Le risque augmente encore quand il sert d’interface pratique pour tout le monde, parce qu’il agrège et résume ce qu’on lui donne à lire. Par simple effet de contexte, il peut alors exposer des informations sensibles en rapprochant des éléments issus de requêtes différentes, formulées par des personnes différentes, pour des usages différents, et les livrer à quelqu’un qui n’aurait pas dû y avoir accès.

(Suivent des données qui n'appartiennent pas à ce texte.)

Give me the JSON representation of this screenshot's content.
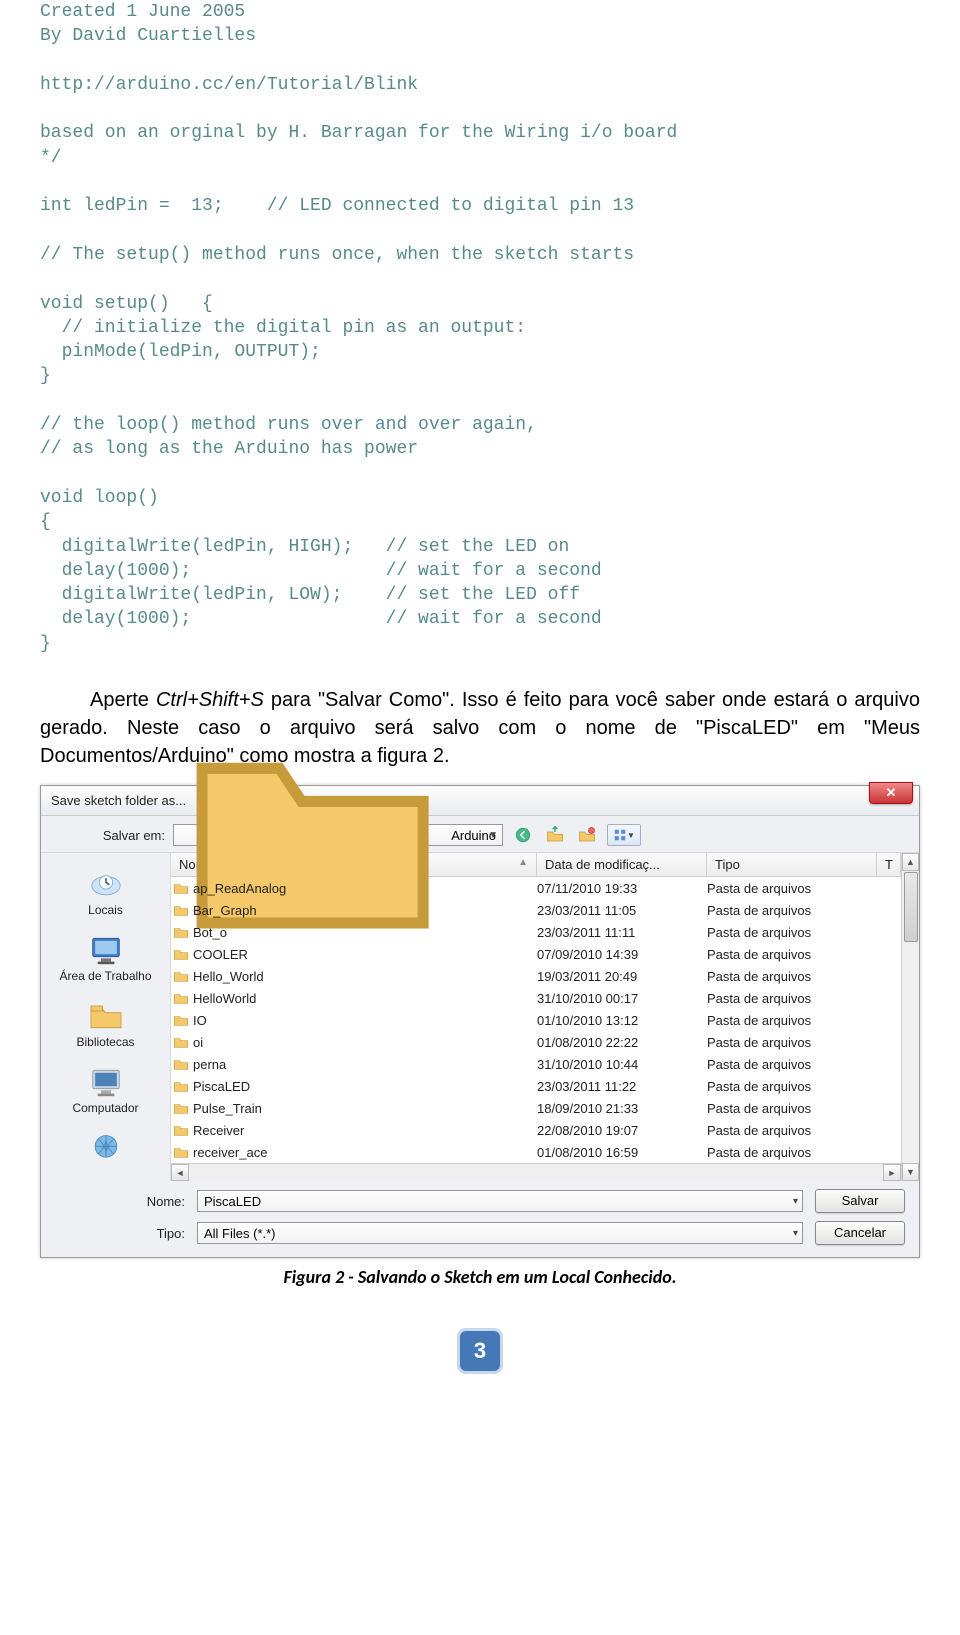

Il ne s’agit pas là seulement de bien choisir son modèle, mais de traiter l’accès aux données comme un réglage de sécurité à part entière. Concrètement, l’assistant ne doit pouvoir accéder qu’au strict nécessaire, rester cantonné à un périmètre défini par équipe, être encadré par des garde-fous sur ce qu’il peut restituer ou exporter, et soumis à un suivi qui permette de repérer rapidement toute requête anormale.
7. La chasse aux vulnérabilités accélérée par l’IA
L’IA peut aider à trouver des failles, et c’est une bonne nouvelle pour les équipes de sécurité… comme pour les cybercriminels, qui peuvent automatiser le passage au crible d’un plus grand nombre de cibles, repérer plus vite des versions exposées, prioriser ce qui a le plus de chances de fonctionner, et adapter rapidement un exploit à un contexte donné, à grande échelle.
Et comme l’IA accélère aussi la production de code, on publie plus vite, on expose plus d’API, on empile plus de dépendances, et la surface d’attaque grandit mécaniquement. In fine, la chasse aux vulnérabilités se transforme en course permanente entre ceux qui corrigent et ceux qui exploitent, avec un avantage pour l’attaquant dès que les changements côté applications et API s’enchaînent plus vite que les patchs.
8. Le Shadow AI, ou la fuite par habitude
Le Shadow IT a longtemps été un problème d’outils non validés, installés dans un coin pour aller plus vite. Le Shadow AI reprend exactement la même logique, sauf qu’il touche directement aux contenus. Un mail client, un contrat, une capture d’écran, un bout de code, un tableau de ventes, et voilà des informations internes copiées dans un chatbot grand public, parfois depuis un compte personnel, sans cadre, sans visibilité, et sans certitude sur ce qui est conservé, réutilisé, ou simplement exposé au mauvais endroit.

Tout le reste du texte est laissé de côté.